Open Rajesh-ParaxialTech opened 1 month ago

Rajesh-ParaxialTech commented 1 month ago

Hello

Suppose i have started training an nnDetection model fixing the no of epochs to 100. Later if i want to resume training beyond 100 epochs, can i update the code and resume the training with the option mode=resume ? without loosing the weights of the model learnt during the first 100 epochs.

Thanking you

Rajesh

mibaumgartner commented 1 month ago

Hey @Rajesh-ParaxialTech ,

yes, it is possible to resume the training by exchanging the mode and specifying the new number of epochs.
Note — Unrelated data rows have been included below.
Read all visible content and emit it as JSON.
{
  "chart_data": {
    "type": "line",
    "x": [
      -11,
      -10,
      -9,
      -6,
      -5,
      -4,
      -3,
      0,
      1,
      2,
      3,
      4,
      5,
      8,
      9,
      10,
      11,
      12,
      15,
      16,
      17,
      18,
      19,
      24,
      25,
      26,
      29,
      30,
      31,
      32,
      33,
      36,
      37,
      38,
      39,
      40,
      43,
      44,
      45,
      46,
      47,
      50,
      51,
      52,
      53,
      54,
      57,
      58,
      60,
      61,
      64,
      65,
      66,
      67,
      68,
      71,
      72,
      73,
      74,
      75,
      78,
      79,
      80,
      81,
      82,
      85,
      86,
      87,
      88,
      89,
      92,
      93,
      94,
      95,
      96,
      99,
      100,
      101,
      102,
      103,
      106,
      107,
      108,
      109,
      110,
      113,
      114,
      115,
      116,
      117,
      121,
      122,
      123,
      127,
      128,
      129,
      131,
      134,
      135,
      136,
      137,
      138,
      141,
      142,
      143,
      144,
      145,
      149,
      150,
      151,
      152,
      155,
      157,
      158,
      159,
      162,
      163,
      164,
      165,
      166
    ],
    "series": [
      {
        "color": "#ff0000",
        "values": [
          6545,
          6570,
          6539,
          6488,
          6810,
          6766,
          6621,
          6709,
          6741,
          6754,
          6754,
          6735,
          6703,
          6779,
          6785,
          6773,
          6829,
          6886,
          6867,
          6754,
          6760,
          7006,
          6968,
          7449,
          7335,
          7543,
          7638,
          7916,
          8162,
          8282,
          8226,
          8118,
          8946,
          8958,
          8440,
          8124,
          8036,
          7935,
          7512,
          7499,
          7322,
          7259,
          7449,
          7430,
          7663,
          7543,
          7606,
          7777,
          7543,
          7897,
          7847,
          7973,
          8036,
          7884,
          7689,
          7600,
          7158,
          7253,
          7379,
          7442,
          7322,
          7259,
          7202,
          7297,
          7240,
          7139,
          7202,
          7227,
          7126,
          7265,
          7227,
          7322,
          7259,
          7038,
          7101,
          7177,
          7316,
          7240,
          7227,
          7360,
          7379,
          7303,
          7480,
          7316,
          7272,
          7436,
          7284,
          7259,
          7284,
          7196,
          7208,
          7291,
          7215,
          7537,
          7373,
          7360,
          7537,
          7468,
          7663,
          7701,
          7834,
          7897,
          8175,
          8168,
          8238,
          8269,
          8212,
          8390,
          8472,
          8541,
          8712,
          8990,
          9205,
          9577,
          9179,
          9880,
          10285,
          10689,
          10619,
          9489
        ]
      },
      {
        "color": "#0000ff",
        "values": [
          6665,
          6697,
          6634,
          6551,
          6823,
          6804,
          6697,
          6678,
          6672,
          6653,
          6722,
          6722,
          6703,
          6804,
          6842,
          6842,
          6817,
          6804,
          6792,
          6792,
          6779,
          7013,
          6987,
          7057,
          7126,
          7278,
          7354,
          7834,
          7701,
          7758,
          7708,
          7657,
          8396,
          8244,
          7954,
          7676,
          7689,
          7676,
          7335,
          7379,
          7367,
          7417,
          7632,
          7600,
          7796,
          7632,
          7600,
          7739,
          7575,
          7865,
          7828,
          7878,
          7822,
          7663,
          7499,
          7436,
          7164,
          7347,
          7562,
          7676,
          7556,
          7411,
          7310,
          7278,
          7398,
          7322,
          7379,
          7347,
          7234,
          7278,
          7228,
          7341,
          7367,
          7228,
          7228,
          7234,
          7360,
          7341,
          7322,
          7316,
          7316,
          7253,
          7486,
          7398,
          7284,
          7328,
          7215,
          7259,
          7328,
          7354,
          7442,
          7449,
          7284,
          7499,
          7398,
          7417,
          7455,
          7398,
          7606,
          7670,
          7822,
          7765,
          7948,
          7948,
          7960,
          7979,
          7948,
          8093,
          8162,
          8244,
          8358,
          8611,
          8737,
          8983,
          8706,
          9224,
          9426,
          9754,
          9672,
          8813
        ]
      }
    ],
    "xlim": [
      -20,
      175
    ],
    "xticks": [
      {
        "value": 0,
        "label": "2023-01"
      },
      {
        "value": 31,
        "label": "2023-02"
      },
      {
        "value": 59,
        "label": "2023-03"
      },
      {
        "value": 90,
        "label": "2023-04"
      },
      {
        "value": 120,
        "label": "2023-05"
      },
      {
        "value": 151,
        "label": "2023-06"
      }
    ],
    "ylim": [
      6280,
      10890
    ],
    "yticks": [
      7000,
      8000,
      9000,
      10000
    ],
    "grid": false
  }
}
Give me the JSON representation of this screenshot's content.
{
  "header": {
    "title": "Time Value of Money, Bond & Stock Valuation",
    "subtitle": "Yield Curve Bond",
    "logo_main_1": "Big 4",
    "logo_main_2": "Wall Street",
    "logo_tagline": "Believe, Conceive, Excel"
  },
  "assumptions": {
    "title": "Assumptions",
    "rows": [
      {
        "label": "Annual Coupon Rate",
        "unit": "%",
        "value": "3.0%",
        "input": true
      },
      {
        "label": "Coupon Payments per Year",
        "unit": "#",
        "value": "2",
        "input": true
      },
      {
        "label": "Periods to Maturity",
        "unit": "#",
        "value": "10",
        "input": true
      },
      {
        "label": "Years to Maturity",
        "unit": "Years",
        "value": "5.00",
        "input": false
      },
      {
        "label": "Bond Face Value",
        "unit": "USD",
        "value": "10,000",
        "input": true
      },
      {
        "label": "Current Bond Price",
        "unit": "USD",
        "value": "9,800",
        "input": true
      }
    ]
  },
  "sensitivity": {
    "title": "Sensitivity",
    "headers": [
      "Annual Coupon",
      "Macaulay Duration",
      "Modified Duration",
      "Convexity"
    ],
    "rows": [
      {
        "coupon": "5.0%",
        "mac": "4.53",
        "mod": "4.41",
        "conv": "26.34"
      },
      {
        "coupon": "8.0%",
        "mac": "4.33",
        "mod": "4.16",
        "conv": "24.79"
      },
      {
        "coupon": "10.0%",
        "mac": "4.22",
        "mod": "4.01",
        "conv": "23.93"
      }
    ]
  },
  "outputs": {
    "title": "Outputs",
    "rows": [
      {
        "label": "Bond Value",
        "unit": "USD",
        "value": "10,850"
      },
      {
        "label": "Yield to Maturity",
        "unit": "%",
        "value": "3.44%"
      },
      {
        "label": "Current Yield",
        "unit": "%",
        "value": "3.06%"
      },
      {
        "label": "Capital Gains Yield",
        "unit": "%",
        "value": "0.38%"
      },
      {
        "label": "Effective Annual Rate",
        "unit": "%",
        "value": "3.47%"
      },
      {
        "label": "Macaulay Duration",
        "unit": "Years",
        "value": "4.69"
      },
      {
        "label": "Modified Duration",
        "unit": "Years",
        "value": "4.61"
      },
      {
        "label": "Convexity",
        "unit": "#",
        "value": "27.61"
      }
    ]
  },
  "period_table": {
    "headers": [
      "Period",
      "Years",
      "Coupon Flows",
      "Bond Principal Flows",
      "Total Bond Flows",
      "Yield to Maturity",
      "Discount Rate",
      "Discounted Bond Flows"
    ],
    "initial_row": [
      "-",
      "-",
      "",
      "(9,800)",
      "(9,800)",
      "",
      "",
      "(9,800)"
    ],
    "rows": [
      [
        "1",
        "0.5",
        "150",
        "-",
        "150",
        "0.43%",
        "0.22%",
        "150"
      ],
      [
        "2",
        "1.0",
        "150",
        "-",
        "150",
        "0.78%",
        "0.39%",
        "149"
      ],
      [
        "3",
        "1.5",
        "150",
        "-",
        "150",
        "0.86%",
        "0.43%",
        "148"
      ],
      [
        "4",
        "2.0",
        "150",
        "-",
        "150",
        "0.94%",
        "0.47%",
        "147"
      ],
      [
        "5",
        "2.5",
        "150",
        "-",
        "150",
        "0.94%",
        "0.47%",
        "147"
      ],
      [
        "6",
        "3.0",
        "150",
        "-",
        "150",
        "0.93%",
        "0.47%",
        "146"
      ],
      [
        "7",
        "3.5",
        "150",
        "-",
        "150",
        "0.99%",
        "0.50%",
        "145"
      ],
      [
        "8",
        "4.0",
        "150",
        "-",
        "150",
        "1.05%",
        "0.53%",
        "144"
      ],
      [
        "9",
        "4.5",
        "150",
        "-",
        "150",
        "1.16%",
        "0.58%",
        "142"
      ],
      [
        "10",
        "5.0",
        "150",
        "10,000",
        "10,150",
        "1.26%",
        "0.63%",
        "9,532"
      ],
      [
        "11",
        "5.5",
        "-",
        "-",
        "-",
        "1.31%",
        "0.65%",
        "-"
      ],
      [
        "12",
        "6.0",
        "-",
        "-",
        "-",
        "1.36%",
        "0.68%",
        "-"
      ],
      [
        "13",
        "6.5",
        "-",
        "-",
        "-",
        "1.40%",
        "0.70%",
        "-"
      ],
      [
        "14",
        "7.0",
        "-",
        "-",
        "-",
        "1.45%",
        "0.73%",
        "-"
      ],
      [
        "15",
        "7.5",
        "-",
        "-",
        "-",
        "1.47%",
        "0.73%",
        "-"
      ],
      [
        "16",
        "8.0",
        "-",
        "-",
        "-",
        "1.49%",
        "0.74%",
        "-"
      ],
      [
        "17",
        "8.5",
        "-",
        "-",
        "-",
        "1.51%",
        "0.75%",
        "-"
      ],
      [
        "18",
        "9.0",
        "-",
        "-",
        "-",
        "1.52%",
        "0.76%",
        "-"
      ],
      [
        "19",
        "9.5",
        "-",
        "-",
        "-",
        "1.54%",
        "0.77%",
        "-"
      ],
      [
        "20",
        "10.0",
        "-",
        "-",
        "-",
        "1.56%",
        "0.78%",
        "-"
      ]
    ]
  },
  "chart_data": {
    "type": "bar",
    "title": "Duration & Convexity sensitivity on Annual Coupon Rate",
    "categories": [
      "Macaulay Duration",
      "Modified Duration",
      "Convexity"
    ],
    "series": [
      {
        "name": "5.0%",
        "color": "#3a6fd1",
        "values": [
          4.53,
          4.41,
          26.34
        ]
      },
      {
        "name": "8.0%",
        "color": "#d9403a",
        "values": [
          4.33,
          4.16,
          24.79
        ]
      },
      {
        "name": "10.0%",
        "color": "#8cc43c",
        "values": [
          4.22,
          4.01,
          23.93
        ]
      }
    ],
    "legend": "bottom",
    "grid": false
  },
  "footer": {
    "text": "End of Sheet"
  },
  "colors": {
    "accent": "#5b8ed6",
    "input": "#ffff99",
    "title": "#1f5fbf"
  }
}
There are a few caveats though: (1) the learning rate schedule depends on the total number of epochs, thus overwriting the number of epochs will change the learning rate schedule (i.e. it might have been quite low towards the end of training one but will start with a higher learning rate in training two until it decreases towards the end again) (2) the training ends with SWA, which will periodically increase & decrease the learning rate before averaging the model weights. If you restart after SWA, the model will also be different than a single long training.

Best, Michael

github-actions[bot] commented 1 week ago

This issue is stale because it has been open for 30 days with no activity.